As Russia's industrial collapse intensifies, government support seems to be eroding for tight-money policies aimed at containing inflation.
The seriousness of Russia's economic situation became apparent last week, just a few days before President Boris Yeltsin paid a three-day visit to Germany. Statistics released by the Economics Ministry showed industrial production plummeted 25 percent during the first quarter of 1994, compared to the same period last year.
The Economics Ministry also warned that tax revenues were reaching levels that could spark social unrest if the negative economic trends continued.
Faced with the grim figures and the prospect of massive unemployment, the men in charge of reforming Russia's economy are sending mixed signals, with some indicating they may be willing to abandon the austerity-minded reform course that has brought the monthly inflation down to around 9 percent. Last year the inflation rate fluctuated between 20 percent and 30 percent per month.
The decisions made by Prime Minister Viktor Chernomyrdin's Cabinet in the coming weeks could have a wide-ranging impact on Russia's relations with the West. Most Western governments and international monetary institutions, such as the International Monetary Fund, have made aid efforts conditional on Russia's ability to demonstrate fiscal responsibility.
``Inflation remains one of the scourges ... but we shouldn't overdo things in the battle against inflation,'' Economics Minister Alexandr Shokhin told a conference of Russian and foreign economic experts in Bonn on May 12. ``This is a lot,'' added Mr. Shokhin, referring to the 25 percent production plunge. ``For that reason, we must rethink the anti-inflation course.''
If Mr. Chernomyrdin's government veers off the present course, it could seriously hamper Russian efforts to attract international assistance and investment, a crucial component to economic restructuring.
The Russian tight-money policy of the last eight months, initiated by former Finance Minister Boris Fyodorov, has turned off the spigot of soft government credits to state enterprises. Those credits had allowed many unrepentant factory directors to keep operating under outdated Communist-era methods during the first year-and-a-half of economic reforms. The credits were the main cause of the high monthly inflation rates of 1992 and 1993.
Now, many enterprises are facing the nasty choice of either restructuring or going into bankruptcy, and are lobbying the government for financial bailout packages. So far, Chernomyrdin has resisted reopening the credit pipeline. But the Cabinet's will to continue the tight-money course appears to be wavering.
In Moscow, Finance Minister Sergey Dubinin last week said current policies would continue, predicting that monthly inflation could go as low as 5 percent by the end of 1994.
But in Bonn, Economics Minister Shokhin indicated that he now considers the support of industrial production to be a higher priority than the fight against inflation. That could mean the return of soft government credits, but Shokhin insisted that ``noninflationary'' methods could be used to bolster ailing state enterprises.

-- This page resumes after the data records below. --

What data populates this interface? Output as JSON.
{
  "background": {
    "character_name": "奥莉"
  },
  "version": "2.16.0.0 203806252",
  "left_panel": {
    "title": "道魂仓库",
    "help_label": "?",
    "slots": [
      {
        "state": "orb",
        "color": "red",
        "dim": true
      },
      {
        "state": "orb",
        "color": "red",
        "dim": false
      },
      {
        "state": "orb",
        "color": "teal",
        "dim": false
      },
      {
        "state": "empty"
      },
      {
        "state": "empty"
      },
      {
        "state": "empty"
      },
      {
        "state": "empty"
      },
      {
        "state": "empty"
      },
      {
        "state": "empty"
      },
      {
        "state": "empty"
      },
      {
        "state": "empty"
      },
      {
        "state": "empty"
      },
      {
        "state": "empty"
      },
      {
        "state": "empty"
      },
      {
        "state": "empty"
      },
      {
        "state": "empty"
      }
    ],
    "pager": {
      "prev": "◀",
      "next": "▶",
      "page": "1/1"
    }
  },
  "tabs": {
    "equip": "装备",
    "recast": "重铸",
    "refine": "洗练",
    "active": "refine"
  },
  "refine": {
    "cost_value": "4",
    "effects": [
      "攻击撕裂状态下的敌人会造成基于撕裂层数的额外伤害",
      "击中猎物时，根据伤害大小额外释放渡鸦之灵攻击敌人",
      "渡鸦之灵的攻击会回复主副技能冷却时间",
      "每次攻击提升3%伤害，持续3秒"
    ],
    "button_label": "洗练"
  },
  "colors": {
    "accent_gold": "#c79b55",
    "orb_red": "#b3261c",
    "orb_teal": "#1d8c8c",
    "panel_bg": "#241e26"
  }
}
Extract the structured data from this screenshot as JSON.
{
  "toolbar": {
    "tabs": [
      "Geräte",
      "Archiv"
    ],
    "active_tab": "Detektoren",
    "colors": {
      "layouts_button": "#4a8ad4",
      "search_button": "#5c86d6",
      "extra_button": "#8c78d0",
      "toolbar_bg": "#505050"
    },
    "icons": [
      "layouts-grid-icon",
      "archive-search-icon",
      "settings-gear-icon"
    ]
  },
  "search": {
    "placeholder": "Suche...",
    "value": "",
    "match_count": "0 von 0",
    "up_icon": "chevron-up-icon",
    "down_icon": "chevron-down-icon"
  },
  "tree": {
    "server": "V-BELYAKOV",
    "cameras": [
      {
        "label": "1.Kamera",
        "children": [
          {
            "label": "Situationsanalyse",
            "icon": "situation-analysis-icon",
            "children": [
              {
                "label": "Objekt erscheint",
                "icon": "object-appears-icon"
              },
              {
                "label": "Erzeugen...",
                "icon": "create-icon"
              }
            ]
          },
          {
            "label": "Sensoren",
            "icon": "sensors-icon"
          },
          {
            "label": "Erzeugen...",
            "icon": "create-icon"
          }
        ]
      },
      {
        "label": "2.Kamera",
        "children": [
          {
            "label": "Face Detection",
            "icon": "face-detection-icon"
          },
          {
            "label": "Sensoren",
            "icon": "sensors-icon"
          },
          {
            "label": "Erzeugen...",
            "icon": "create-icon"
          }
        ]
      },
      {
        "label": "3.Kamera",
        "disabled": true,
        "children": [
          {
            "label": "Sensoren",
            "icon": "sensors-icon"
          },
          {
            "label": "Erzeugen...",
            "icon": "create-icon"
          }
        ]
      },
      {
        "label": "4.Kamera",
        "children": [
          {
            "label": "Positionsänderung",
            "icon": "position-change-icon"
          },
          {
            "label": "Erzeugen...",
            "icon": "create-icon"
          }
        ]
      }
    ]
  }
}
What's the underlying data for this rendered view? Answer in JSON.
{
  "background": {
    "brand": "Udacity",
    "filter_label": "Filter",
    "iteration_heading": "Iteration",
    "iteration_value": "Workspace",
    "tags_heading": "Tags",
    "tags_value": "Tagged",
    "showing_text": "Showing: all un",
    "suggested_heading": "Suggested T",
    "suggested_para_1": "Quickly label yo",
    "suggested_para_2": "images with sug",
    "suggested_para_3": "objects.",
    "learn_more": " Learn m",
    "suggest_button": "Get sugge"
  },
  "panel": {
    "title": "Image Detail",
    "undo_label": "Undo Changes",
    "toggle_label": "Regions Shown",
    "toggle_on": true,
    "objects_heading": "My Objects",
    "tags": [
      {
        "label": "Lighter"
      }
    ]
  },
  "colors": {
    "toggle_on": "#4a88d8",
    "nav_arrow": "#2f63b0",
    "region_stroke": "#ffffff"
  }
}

He also said Russia must step up tax collection efforts. Government figures show only 3.4 trillion rubles (about $2 billion) in tax revenue ended up in state coffers during the first quarter of 1994. That figure is 15 percent lower than the government had predicted in its budget projections.
``Our enterprises operate in a poorly controlled environment,'' Shokhin admitted. Many enterprises, especially those in the growing private sector, are dodging taxes, officials say.
A moderating influence on the government's credit policy could be its need for foreign trade and investment.
Mr. Yeltsin spent a good portion of his German visit trying to drum up support in the German business community for Russian development projects.
Germany has been the largest Western aid donor to Moscow. But the Germans, saddled with the higher-than-expected cost of reunification, gave Yeltsin's investment overtures a reserved reception. A new bout of government credit-fueled inflation in Russia could further dampen investment desires.
Shokhin, meanwhile, has high hopes for a partnership agreement between Russia and the European Union aimed at lowering trade barriers by the end of the century. EU foreign ministers will meet in Brussels today to discuss the pact. Greater access to European markets would help boost Russian exports, which in turn would keep factories running and workers employed, Shokhin said. If EU ministers approve the agreement, a decision on whether to introduce a free-trade regime with Russia would not be made until 1998.
Moscow also has been lobbying hard for the expansion of the Group of Seven (G-7) industrial nations to include Russia. While in Germany, Yeltsin said Russia's great power status mandated its full membership in the club of industrialized nations.
Russia, as it stands now, will participate in political discussions during the upcoming summit of the G-7 - which includes the United States, Canada, Britain, France, Germany, Italy, and Japan - to be held in July. But it will not be represented during the economic portion of the meeting.